REAPER Lab congratulates Dr. Lance Alpuerto for successfully defending his Ph.D. dissertation, “Non-Planar Photovoltaic Surfaces: Modeling, Optimization, and Application.” His research investigated the application of flexible thin-film photovoltaic (PV) materials conformed to curved surfaces. He developed a comprehensive modeling methodology to evaluate the potential advantages and disadvantages when applied to a non-planar surface. Using a multi-physics based approach, the major factors that influence PV applications are evaluated to predict the real-world operating conditions and electrical behaviors. The unique issue of self-shading, causing a mismatch in current density, on curved applications is addressed by creating an approach to optimize the interconnection strategy for improved performance. His work details a standardized and scale-invariant modeling foundation for the purpose of promoting future investigations into non-planar PV technologies.

Lance received his B.A. in Mathematics from Lyon College in Batesville, AR, in 2013 and then M.S. in Electrical Engineering from Texas A&M University at College Station, TX in 2016.

Professor Balog, Director of the Renewable Energy and Advanced Power Electronics Lab at Texas A&M University, reaches a career milestone of being a named inventor on twenty US Patents.

The REAPERlab congratulates Prof.Balog on his milestone achievement of being a named inventor on twenty US Patents. Most of these patents have been assigned or licensed to the industry and have already been or are currently being commercialized. Dr. Balog commented, “Scientific papers are an important part of the research process, but patents indicate the impact of the technology on society. A patent means that the idea is not only intellectually interesting, but it is useful and novel intellectual property that addresses a need in society.” The subject areas of Dr. Balog’s patents include lighting controls, power electronic control and circuitry, photovoltaic balance of systems including mechanical assembly of microinverters and PV module attachement methocs, cybersecurity, and arc fault detection.

Professor Balog and Dr. Zhan Wang named as inventors on a new US Patent for Arc Fault Detection.

Professor Balog and Dr.
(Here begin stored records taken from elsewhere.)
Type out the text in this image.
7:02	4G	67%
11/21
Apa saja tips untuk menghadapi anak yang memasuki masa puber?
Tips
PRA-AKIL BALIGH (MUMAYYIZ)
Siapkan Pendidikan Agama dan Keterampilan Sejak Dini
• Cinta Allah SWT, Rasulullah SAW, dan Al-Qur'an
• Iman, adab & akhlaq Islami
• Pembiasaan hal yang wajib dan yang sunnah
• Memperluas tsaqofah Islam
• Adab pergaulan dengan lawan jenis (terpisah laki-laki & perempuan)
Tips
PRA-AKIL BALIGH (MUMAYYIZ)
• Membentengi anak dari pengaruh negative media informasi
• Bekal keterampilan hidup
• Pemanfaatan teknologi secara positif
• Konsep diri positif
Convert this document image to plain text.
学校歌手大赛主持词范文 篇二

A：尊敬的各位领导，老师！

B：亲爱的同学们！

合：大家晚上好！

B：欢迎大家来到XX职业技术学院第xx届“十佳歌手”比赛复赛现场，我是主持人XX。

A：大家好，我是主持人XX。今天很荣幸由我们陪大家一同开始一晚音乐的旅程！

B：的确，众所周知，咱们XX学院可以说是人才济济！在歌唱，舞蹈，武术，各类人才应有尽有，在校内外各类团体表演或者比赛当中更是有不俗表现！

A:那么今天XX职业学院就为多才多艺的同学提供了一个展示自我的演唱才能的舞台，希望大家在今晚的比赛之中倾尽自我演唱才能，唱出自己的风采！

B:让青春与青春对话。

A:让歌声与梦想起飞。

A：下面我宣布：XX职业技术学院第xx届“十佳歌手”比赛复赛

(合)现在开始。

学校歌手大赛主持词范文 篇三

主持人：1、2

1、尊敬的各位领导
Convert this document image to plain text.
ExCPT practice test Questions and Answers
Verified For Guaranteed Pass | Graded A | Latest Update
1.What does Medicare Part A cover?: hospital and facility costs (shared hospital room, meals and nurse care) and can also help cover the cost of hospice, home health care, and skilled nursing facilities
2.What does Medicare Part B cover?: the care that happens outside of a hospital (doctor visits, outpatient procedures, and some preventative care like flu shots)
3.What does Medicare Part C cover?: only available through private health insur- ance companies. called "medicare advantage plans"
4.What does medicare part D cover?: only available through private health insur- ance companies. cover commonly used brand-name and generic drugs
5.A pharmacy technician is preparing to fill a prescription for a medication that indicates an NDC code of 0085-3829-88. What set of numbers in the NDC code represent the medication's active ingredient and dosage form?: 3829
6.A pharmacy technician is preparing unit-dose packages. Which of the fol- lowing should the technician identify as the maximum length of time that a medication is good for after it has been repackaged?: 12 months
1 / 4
Zhan Wang were awarded US Patent 10,790,799 on September 29, 2020 for their invention entitled “Systems and Methods for Determining Arc Events Using Wavelet Decomposition and Support Vector Machines.” The patented technology was developed through research supported by the National Science Foundation (NSF) under Grant No. ECCS-1238412. This becomes the second technology in the patent portfolio developed by Dr. Balog and the REAPER lab pertaining to arc fault detection. The first patent, US 9,329,220, entitled “Method and System for Detecting Arc Faults and Flashes Using Wavelets.” was awarded in 2016.

Dr. Wang graduated with his Ph.D. from the REAPER lab, Texas A&M University, in December 2016; his dissertation was entitled “Arc Fault Detection in DC Photovoltaic Systems.” Prior to joining the REAPER lab, he received his B.Sc in Electrical Engineering – Electric Machines and Drives from Zhejiang University, China, in 2010.

Assistant Reseach Scientist Dr. Wesam Rohouma joins the College of North Atlantic Qatar as an Assistant Professor.

The REAPERlab congratulates Dr. Wesam Rohouma for his recent appointment as an Assistant Professor at the College of North Atlantic Qatar. Dr. Rohoum joined the REAPERlab as a Post Doctoral research associate in 2017 and was promoted to Assistant Research Scientist. While with REAPERlab, Wesam made many valuable contributions to not only the research projects but to designing and developing the reserach laboratory environement. While he will be missed, we congratulate him on the next step in his career and wish him all the best.